Angel Makers

A few autumns ago, in Copenhagen,  I encountered my first Angel Maker. Unaware of what an Angel Maker was, I met her sister shortly after, in Stockholm. The sister appears, painted on a wooden panel, in the Medeltidsmuseet, the Museum of Medieval Stockholm. It is displayed in a reconstructed medieval village with, among other attractions, a main square, a knight on horseback, a church, a gallows and a display of common crimes and punishments of the Middle Ages. These two angel makers are separated in time by several hundred years, but what they share in common is expressed in the Swedish word, Änglamakerska, that is, one who has made an angel out of a child by returning it to heaven, sometimes in gruesome ways.

Änglamakerska
Änglamakerska -Oak panel

The Angel Maker in Copenhagen was painted in 1886 by Erik Henningsen. In the bleak landscape and emotional rawness of his painting there are eight figures: five men, one woman, and a dog. The eighth, the hidden one, is gradually being unearthed at the bottom left side of the composition.

Erik Henningsen – The Infanticide – Oil/canvas – 1886

Before making another comment about the painting, let me recall a memory that intruded into my thoughts when I encountered the Angel Makers in Scandinavia. In 1994 in South Carolina, USA, a woman named Susan Smith created a nation-wide manhunt for a black man who had, she said, carjacked her at pistol point and had kidnapped her two young boys. Panicked citizens, pundits, police officers and politicians offered their views and opinions during several days of media frenzy. The nadir was reached by the Speaker of the U.S. House of Representatives, one Newt Gingrich, who pronounced that the ultimate blame for Ms. Smith’s terrifying experience were the “Liberal” social policies of the Clinton administration. Eventually Ms. Smith confessed that there had been no kidnapping: She had deliberately drowned her sons by driving her car, with them strapped in their seats, into a lake. She had been involved with a married man and said that her life, and her children’s, had been so awful that she wanted them to find peace and comfort with “their Heavenly Father.”

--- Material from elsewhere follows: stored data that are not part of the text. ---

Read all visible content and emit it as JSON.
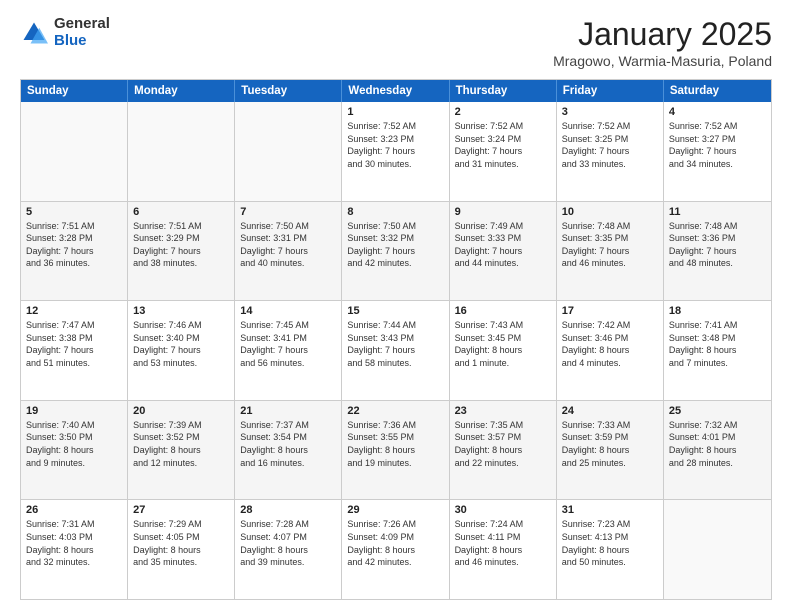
{
  "logo": {
    "general": "General",
    "blue": "Blue"
  },
  "title": "January 2025",
  "subtitle": "Mragowo, Warmia-Masuria, Poland",
  "header_days": [
    "Sunday",
    "Monday",
    "Tuesday",
    "Wednesday",
    "Thursday",
    "Friday",
    "Saturday"
  ],
  "rows": [
    [
      {
        "day": "",
        "info": ""
      },
      {
        "day": "",
        "info": ""
      },
      {
        "day": "",
        "info": ""
      },
      {
        "day": "1",
        "info": "Sunrise: 7:52 AM\nSunset: 3:23 PM\nDaylight: 7 hours\nand 30 minutes."
      },
      {
        "day": "2",
        "info": "Sunrise: 7:52 AM\nSunset: 3:24 PM\nDaylight: 7 hours\nand 31 minutes."
      },
      {
        "day": "3",
        "info": "Sunrise: 7:52 AM\nSunset: 3:25 PM\nDaylight: 7 hours\nand 33 minutes."
      },
      {
        "day": "4",
        "info": "Sunrise: 7:52 AM\nSunset: 3:27 PM\nDaylight: 7 hours\nand 34 minutes."
      }
    ],
    [
      {
        "day": "5",
        "info": "Sunrise: 7:51 AM\nSunset: 3:28 PM\nDaylight: 7 hours\nand 36 minutes."
      },
      {
        "day": "6",
        "info": "Sunrise: 7:51 AM\nSunset: 3:29 PM\nDaylight: 7 hours\nand 38 minutes."
      },
      {
        "day": "7",
        "info": "Sunrise: 7:50 AM\nSunset: 3:31 PM\nDaylight: 7 hours\nand 40 minutes."
      },
      {
        "day": "8",
        "info": "Sunrise: 7:50 AM\nSunset: 3:32 PM\nDaylight: 7 hours\nand 42 minutes."
      },
      {
        "day": "9",
        "info": "Sunrise: 7:49 AM\nSunset: 3:33 PM\nDaylight: 7 hours\nand 44 minutes."
      },
      {
        "day": "10",
        "info": "Sunrise: 7:48 AM\nSunset: 3:35 PM\nDaylight: 7 hours\nand 46 minutes."
      },
      {
        "day": "11",
        "info": "Sunrise: 7:48 AM\nSunset: 3:36 PM\nDaylight: 7 hours\nand 48 minutes."
      }
    ],
    [
      {
        "day": "12",
        "info": "Sunrise: 7:47 AM\nSunset: 3:38 PM\nDaylight: 7 hours\nand 51 minutes."
      },
      {
        "day": "13",
        "info": "Sunrise: 7:46 AM\nSunset: 3:40 PM\nDaylight: 7 hours\nand 53 minutes."
      },
      {
        "day": "14",
        "info": "Sunrise: 7:45 AM\nSunset: 3:41 PM\nDaylight: 7 hours\nand 56 minutes."
      },
      {
        "day": "15",
        "info": "Sunrise: 7:44 AM\nSunset: 3:43 PM\nDaylight: 7 hours\nand 58 minutes."
      },
      {
        "day": "16",
        "info": "Sunrise: 7:43 AM\nSunset: 3:45 PM\nDaylight: 8 hours\nand 1 minute."
      },
      {
        "day": "17",
        "info": "Sunrise: 7:42 AM\nSunset: 3:46 PM\nDaylight: 8 hours\nand 4 minutes."
      },
      {
        "day": "18",
        "info": "Sunrise: 7:41 AM\nSunset: 3:48 PM\nDaylight: 8 hours\nand 7 minutes."
      }
    ],
    [
      {
        "day": "19",
        "info": "Sunrise: 7:40 AM\nSunset: 3:50 PM\nDaylight: 8 hours\nand 9 minutes."
      },
      {
        "day": "20",
        "info": "Sunrise: 7:39 AM\nSunset: 3:52 PM\nDaylight: 8 hours\nand 12 minutes."
      },
      {
        "day": "21",
        "info": "Sunrise: 7:37 AM\nSunset: 3:54 PM\nDaylight: 8 hours\nand 16 minutes."
      },
      {
        "day": "22",
        "info": "Sunrise: 7:36 AM\nSunset: 3:55 PM\nDaylight: 8 hours\nand 19 minutes."
      },
      {
        "day": "23",
        "info": "Sunrise: 7:35 AM\nSunset: 3:57 PM\nDaylight: 8 hours\nand 22 minutes."
      },
      {
        "day": "24",
        "info": "Sunrise: 7:33 AM\nSunset: 3:59 PM\nDaylight: 8 hours\nand 25 minutes."
      },
      {
        "day": "25",
        "info": "Sunrise: 7:32 AM\nSunset: 4:01 PM\nDaylight: 8 hours\nand 28 minutes."
      }
    ],
    [
      {
        "day": "26",
        "info": "Sunrise: 7:31 AM\nSunset: 4:03 PM\nDaylight: 8 hours\nand 32 minutes."
      },
      {
        "day": "27",
        "info": "Sunrise: 7:29 AM\nSunset: 4:05 PM\nDaylight: 8 hours\nand 35 minutes."
      },
      {
        "day": "28",
        "info": "Sunrise: 7:28 AM\nSunset: 4:07 PM\nDaylight: 8 hours\nand 39 minutes."
      },
      {
        "day": "29",
        "info": "Sunrise: 7:26 AM\nSunset: 4:09 PM\nDaylight: 8 hours\nand 42 minutes."
      },
      {
        "day": "30",
        "info": "Sunrise: 7:24 AM\nSunset: 4:11 PM\nDaylight: 8 hours\nand 46 minutes."
      },
      {
        "day": "31",
        "info": "Sunrise: 7:23 AM\nSunset: 4:13 PM\nDaylight: 8 hours\nand 50 minutes."
      },
      {
        "day": "",
        "info": ""
      }
    ]
  ]
}
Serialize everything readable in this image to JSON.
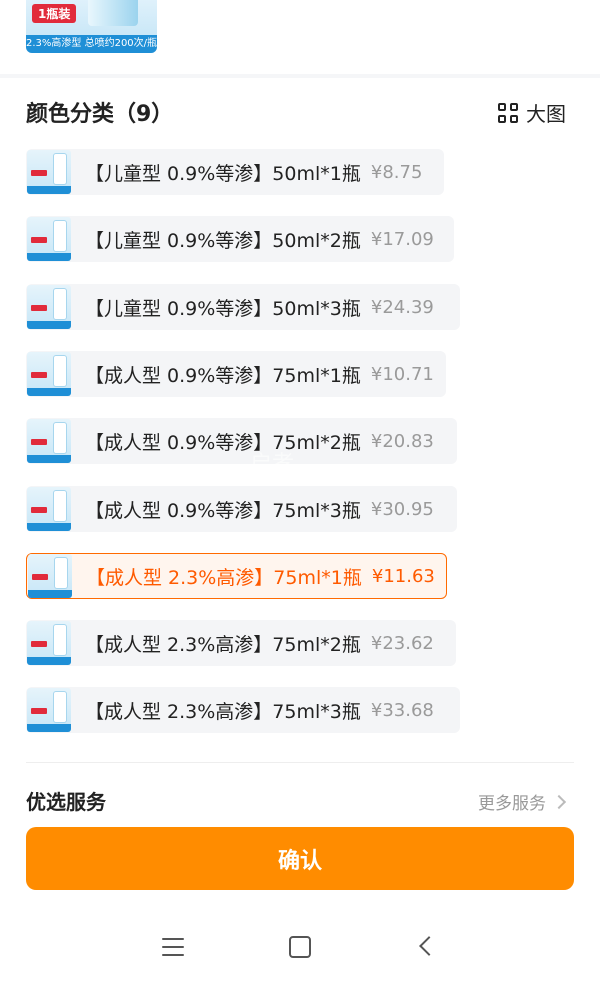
{
  "top_thumbnail": {
    "badge": "1瓶装",
    "caption": "2.3%高渗型 总喷约200次/瓶"
  },
  "header": {
    "title": "颜色分类（9）",
    "big_view_label": "大图"
  },
  "options": [
    {
      "label": "【儿童型 0.9%等渗】50ml*1瓶",
      "price": "¥8.75",
      "selected": false
    },
    {
      "label": "【儿童型 0.9%等渗】50ml*2瓶",
      "price": "¥17.09",
      "selected": false
    },
    {
      "label": "【儿童型 0.9%等渗】50ml*3瓶",
      "price": "¥24.39",
      "selected": false
    },
    {
      "label": "【成人型 0.9%等渗】75ml*1瓶",
      "price": "¥10.71",
      "selected": false
    },
    {
      "label": "【成人型 0.9%等渗】75ml*2瓶",
      "price": "¥20.83",
      "selected": false
    },
    {
      "label": "【成人型 0.9%等渗】75ml*3瓶",
      "price": "¥30.95",
      "selected": false
    },
    {
      "label": "【成人型 2.3%高渗】75ml*1瓶",
      "price": "¥11.63",
      "selected": true
    },
    {
      "label": "【成人型 2.3%高渗】75ml*2瓶",
      "price": "¥23.62",
      "selected": false
    },
    {
      "label": "【成人型 2.3%高渗】75ml*3瓶",
      "price": "¥33.68",
      "selected": false
    }
  ],
  "watermark": "启孝",
  "services": {
    "title": "优选服务",
    "more_label": "更多服务"
  },
  "confirm_label": "确认",
  "colors": {
    "accent": "#ff8c00",
    "selected_text": "#ff5a00",
    "badge_red": "#e12b3b"
  },
  "icons": {
    "big_view": "grid-icon",
    "more": "chevron-right-icon",
    "nav_menu": "menu-icon",
    "nav_home": "home-icon",
    "nav_back": "back-icon"
  }
}
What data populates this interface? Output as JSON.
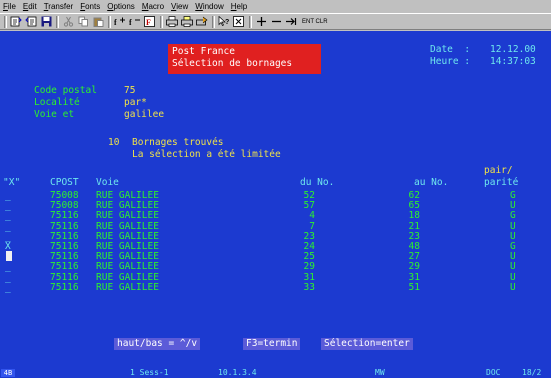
{
  "menubar": [
    "File",
    "Edit",
    "Transfer",
    "Fonts",
    "Options",
    "Macro",
    "View",
    "Window",
    "Help"
  ],
  "toolbar": {
    "icons": [
      "send-icon",
      "receive-icon",
      "save-icon",
      "cut-icon",
      "copy-icon",
      "paste-icon",
      "font-up-icon",
      "font-down-icon",
      "palette-icon",
      "print-icon",
      "print-screen-icon",
      "print-setup-icon",
      "help-pointer-icon",
      "close-box-icon",
      "plus-icon",
      "minus-icon",
      "tab-icon"
    ],
    "ent_clr": "ENT CLR"
  },
  "screen": {
    "title_line1": "Post France",
    "title_line2": "Sélection de bornages",
    "date_label": "Date  :",
    "date_value": "12.12.00",
    "time_label": "Heure :",
    "time_value": "14:37:03",
    "fields": [
      {
        "label": "Code postal",
        "value": "75"
      },
      {
        "label": "Localité",
        "value": "par*"
      },
      {
        "label": "Voie et",
        "value": "galilee"
      }
    ],
    "found_count": "10",
    "found_text": "Bornages trouvés",
    "limited_text": "La sélection a été limitée",
    "headers": {
      "sel": "\"X\"",
      "cpost": "CPOST",
      "voie": "Voie",
      "du_no": "du No.",
      "au_no": "au No.",
      "pair1": "pair/",
      "pair2": "parité"
    },
    "rows": [
      {
        "sel": "_",
        "cpost": "75008",
        "voie": "RUE GALILEE",
        "du": "52",
        "au": "62",
        "parite": "G"
      },
      {
        "sel": "_",
        "cpost": "75008",
        "voie": "RUE GALILEE",
        "du": "57",
        "au": "65",
        "parite": "U"
      },
      {
        "sel": "_",
        "cpost": "75116",
        "voie": "RUE GALILEE",
        "du": "4",
        "au": "18",
        "parite": "G"
      },
      {
        "sel": "_",
        "cpost": "75116",
        "voie": "RUE GALILEE",
        "du": "7",
        "au": "21",
        "parite": "U"
      },
      {
        "sel": "_",
        "cpost": "75116",
        "voie": "RUE GALILEE",
        "du": "23",
        "au": "23",
        "parite": "U"
      },
      {
        "sel": "X",
        "cpost": "75116",
        "voie": "RUE GALILEE",
        "du": "24",
        "au": "48",
        "parite": "G"
      },
      {
        "sel": "",
        "cpost": "75116",
        "voie": "RUE GALILEE",
        "du": "25",
        "au": "27",
        "parite": "U"
      },
      {
        "sel": "_",
        "cpost": "75116",
        "voie": "RUE GALILEE",
        "du": "29",
        "au": "29",
        "parite": "U"
      },
      {
        "sel": "_",
        "cpost": "75116",
        "voie": "RUE GALILEE",
        "du": "31",
        "au": "31",
        "parite": "U"
      },
      {
        "sel": "_",
        "cpost": "75116",
        "voie": "RUE GALILEE",
        "du": "33",
        "au": "51",
        "parite": "U"
      }
    ],
    "fkeys": {
      "scroll": "haut/bas = ^/v",
      "f3": "F3=termin",
      "enter": "Sélection=enter"
    }
  },
  "status": {
    "indicator": "4B",
    "session": "1 Sess-1",
    "address": "10.1.3.4",
    "mode": "MW",
    "mode2": "DOC",
    "cursor_pos": "18/2"
  },
  "colors": {
    "screen_bg": "#1c3ad0",
    "title_bg": "#e02020",
    "green": "#2cf22c",
    "yellow": "#efe24a",
    "cyan": "#6ee7ee"
  }
}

Ms. Smith’s psychiatrist said that she suffered from major depression and dependent personality disorder. Four hundred years before the birth of Christ, Euripides suggested that the protagonist of his drama, Medea, suffered from the oppressive, male-dominated culture of Ancient Greece. We don’t know the sufferings of the woman in the Medeltidsmuseet or of Henningsen’s woman, but would it surprise us if a man had not been involved?

As for “The Infanticide,” the compositional pivot of the painting is the kneeling young man, who turns from his task to glare accusingly at the woman. His left arm and the spade form an arrow pointing directly at her. The three uniformed constables seem indifferent: they observe the proceedings, they write the report, they arrest the accused; they do their jobs.

The Infanticide, detail – Oil/canvas – 1886

In my view, the most important figure, and the emotional pivot of the painting, is the dog. It nuzzles her and she pets it; it doesn’t judge her, but seems to understand her and to offer what little comfort it can. Considering the barrage of vitriol and hatred that is still directed at Susan Smith, I wonder: if we could summon up the compassion of the dog, might we be better human beings?

“You lied to us. You gave us false hope. You told us that the future was something to look forward to. And the saddest thing is that most children are not even aware of the fate that awaits us. We will not understand it until it’s too late.” Greta Thunberg, a sixteen year old young woman from Stockholm, spoke these words in London in April, 2019, to the Members of the Houses of Parliament. If you asked her who today are the Angel Makers, what do you think her answer would be?

2 thoughts to “Angel Makers”

  1. I recall having read an earlier version of this post, in your journal notes from your travels in the Nordic countries. I was moved then by your commentary and by the painting itself. I especially appreciated your analysis of the structure and design of the painting and the figures in it, which so aptly underscore the story that the painting tells. I think I would have missed much of it without your guidance.

    Reading your commentaries now and finding them even more chilling with the addition of the larger perspective on the contemporary world in which we live, has me wondering about our history as human beings and, inevitably, about the future.

    Stalin is reputed to have said that one death is a tragedy; a million deaths, a statistic. Much of what happens in the world unfortunately seems to confirm his assertion. That sort of callousness and cynicism, however, keeps us from understanding that all wars are civil wars: brothers and sisters of the same human race killing each other and their children. This painting suggests that a million deaths are a million tragedies, a fate we seem determined to repeat, ad nihil.

    Thank you for drawing attention to the dog and its unconditional fidelity. And thank you for utilizing art, beauty, tragedy to draw our attention to ourselves, our fate and perhaps our hope.